Aside from a few snide remarks here and there, I’ve refrained the last couple of years from doing any serious Bush-bashing. I figured the supply had met the demand. Apparently, I was wrong.
Republicans may lament that the president’s approval rating has slipped to less than a third of Americans, but it is equally inexplicable to me that so many still believe Dubya is doing a heck of a job. I want it on the record for posterity: I thought the man was an idiot from the get-go.
There was a time, years ago, when I thought Bush the junior would rightfully be a strong contender for the presidency. That was about 1999, when the he was still a relatively unknown governor from Texas. He looked like his dad, whom I’d respected, and some of his public pronouncements seemed respectably centrist.
But then a friend directed me to a profile, published in the now-defunct Talk magazine, where the president cussed more than Samuel Jackson and showed an unseemly nonchalance toward what we now call the sanctity of human life. The interviewer, Tucker Carlson, asked Bush what he thought the Texas killer Karla Faye Tucker would have said to him in her final hours on death row. The next president of the United States pursed his lips and whined a mock plea: “Please don’t kill me.”
He had but one life there in his hands, and regardless of anyone’s opinions of the death penalty, that burden should be met with intelligence and maturity.
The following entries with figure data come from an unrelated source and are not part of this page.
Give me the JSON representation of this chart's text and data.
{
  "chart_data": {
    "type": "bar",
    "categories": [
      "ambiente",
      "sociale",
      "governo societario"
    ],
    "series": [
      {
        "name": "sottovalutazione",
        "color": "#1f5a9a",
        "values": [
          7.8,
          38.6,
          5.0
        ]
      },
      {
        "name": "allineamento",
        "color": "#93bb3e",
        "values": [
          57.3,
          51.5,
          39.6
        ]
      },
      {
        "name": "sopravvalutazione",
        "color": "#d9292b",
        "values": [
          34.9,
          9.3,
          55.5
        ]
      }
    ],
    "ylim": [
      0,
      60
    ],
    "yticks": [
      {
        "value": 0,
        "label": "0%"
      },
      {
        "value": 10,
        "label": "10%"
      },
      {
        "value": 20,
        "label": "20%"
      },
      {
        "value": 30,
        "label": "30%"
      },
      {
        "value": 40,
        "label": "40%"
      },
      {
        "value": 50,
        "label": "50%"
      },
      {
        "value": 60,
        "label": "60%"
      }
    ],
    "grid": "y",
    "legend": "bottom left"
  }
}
Instead, he showed the bravado of a frat row cowboy. In retrospect, that moment was a window into our future.
Indeed it was. Too bad more of us didn’t pay attention at the time. Instead, many of us listened to the spin and heard what we wanted to hear.
So how did we get into this mess? A friend said to me recently that Alabama should change its motto from “We dare defend our rights” to “Alabama: We will not be told.” If only such a creed could be limited to our state.
And what do we do now? Those of us who opposed Bush from the beginning, those who have come to their senses over the past six years, and those who still cling to the illusion that Bush is a good man who has our best interest at heart are all packed into the same boat, heading with all deliberate speed toward a waterfall. We don’t know if it will be a minor bump along the path of democracy or a catastrophic drop into chaos or dictatorship.
I’m sure some people are going to say that I hate America for even thinking any of this, but I’m not certain what America even means any more. In the long view of things, perhaps the Bush Administration has been a sort of IQ test. If you were among the few who doubted him early in his term, you pass. If you still have a “W the President” bumper sticker on your car, then you’re with stupid. It’s a cold comfort that history might prefer my point of view. But a smug sense of superiority is a sorry consolation prize, if the cost is everything else.